The aim of this symposium is not only to achieve a greater clarity of the historical record. It is also to consider the legacy and inheritance of the interwar period for the post-World War Two period and the present day. It is notable in this respect that the hybridity of authoritarianism and liberalism has mutual effects, with interwar authoritarianism developing existing liberal elements and liberals inheriting aspects of authoritarian rule. Instead of focusing solely on revolutionary (or counter revolutionary) ideas and legal norms undergirding authoritarianism, this symposium invites a hard look at the authoritarian potential latent in systems deemed liberal democratic.
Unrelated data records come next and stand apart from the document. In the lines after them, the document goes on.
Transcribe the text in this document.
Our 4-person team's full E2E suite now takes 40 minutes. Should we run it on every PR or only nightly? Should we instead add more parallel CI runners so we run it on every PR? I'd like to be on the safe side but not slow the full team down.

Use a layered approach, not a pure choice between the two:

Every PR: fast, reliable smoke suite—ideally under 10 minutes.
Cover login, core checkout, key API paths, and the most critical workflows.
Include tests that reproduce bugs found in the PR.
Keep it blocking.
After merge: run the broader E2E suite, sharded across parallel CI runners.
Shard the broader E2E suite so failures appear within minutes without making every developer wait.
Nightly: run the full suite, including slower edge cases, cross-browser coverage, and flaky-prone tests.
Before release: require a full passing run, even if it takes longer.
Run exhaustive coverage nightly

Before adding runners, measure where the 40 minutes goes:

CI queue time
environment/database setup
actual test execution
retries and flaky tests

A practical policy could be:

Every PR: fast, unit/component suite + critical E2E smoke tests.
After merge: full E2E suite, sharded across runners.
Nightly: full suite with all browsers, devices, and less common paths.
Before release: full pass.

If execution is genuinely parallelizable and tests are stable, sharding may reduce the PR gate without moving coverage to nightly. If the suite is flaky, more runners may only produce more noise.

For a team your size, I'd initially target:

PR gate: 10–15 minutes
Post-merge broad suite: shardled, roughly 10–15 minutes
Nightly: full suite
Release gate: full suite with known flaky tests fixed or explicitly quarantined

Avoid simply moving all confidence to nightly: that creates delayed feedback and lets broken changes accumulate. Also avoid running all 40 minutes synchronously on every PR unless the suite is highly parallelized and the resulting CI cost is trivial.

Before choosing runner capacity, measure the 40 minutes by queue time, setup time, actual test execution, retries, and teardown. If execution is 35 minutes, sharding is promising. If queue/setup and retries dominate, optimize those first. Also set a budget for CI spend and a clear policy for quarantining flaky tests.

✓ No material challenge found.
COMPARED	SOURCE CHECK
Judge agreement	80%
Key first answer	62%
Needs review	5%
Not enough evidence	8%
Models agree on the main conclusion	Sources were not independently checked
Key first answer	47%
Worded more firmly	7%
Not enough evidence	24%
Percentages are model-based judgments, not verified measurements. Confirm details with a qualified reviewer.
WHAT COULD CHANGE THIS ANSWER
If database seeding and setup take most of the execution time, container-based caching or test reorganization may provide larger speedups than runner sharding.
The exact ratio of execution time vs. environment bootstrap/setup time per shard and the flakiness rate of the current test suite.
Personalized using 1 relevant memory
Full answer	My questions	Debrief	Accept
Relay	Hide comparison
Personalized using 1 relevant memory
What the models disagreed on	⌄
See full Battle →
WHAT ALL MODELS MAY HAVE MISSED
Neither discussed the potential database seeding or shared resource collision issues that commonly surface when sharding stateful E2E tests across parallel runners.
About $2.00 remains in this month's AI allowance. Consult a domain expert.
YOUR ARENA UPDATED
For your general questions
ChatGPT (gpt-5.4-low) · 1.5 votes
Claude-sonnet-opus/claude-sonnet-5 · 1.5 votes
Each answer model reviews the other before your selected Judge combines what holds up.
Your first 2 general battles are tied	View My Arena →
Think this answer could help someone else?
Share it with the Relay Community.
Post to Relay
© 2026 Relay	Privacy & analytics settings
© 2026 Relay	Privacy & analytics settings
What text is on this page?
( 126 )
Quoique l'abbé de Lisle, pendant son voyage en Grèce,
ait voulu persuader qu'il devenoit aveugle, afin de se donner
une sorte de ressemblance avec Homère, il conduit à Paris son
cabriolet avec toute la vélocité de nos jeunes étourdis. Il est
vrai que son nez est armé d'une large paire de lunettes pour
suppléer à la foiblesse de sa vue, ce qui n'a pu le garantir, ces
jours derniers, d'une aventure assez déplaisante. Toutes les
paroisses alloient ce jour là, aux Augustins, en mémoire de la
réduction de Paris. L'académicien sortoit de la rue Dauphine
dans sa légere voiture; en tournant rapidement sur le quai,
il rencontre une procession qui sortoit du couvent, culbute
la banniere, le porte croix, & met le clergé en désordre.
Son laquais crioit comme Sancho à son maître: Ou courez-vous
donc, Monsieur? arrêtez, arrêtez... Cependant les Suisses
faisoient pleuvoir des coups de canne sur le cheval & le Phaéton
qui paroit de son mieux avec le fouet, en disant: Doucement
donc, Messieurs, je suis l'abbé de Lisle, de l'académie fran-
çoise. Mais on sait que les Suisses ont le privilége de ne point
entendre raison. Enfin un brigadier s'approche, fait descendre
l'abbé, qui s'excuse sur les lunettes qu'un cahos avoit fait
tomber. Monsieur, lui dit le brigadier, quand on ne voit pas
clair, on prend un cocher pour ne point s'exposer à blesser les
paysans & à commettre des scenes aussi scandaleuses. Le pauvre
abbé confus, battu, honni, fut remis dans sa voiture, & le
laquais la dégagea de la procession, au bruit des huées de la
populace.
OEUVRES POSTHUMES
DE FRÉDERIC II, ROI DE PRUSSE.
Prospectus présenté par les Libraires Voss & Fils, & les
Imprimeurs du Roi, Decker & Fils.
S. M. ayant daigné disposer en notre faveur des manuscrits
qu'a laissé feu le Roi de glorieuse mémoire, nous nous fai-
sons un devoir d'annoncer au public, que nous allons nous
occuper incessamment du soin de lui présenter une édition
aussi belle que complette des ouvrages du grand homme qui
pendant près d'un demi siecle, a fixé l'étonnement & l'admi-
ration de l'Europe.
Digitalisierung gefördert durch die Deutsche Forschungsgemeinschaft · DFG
While numerous existing scholarly collections highlight the grey area between liberalism and authoritarianism in contemporary conditions of ‘backsliding’, this symposium systematically engages with the intermixing of authoritarianism and liberalism in a multiplicity of settings across the legal space in interwar Europe.
Acknowledgements
The symposium draws from the panel ‘Authoritarian Constitutionalism in Interwar Europe and its Legacy’, at the international conference ‘Revisiting the Dark Legacies of Illiberalism: Varieties of Constitutionalism and Legal-Political Practices in Post-Authoritarian Europe’ held at the Imre Kertész Kolleg, Friedrich Schiller University Jena on 2–3 December, 2022. The conference was supported by the Volkswagen Foundation project ‘Towards Illiberal Constitutionalism in East Central Europe: Historical Analysis in Comparative and Transnational Perspectives’. The organizers had the privilege of hosting the late Christian Joerges (1943–2025) as keynote speaker during this event. The recording of the Chrisian Joerges’ keynote can be accessed at Darker Legacies of Law in Europe. Key-Note Speech at the Conference ‘Revisiting the Dark Legacies of Illiberalism’ (Directed by Christian Joerges 2022) <https://www.db-thueringen.de/receive/dbt_mods_00055621> accessed 5 September 2025. During the December 2022 conference, the initial drafts of two of the contributions (Cosmin Cercel’s and Zachary Mazur’s) were presented. Additional papers were presented and discussed during an online and in person Authors’ Workshop, also held in Jena on 10 December 2023. The editors would also like to thank Clara Maier, Rafał Mańko and Naum Trajanovski for their helpful comments on the articles.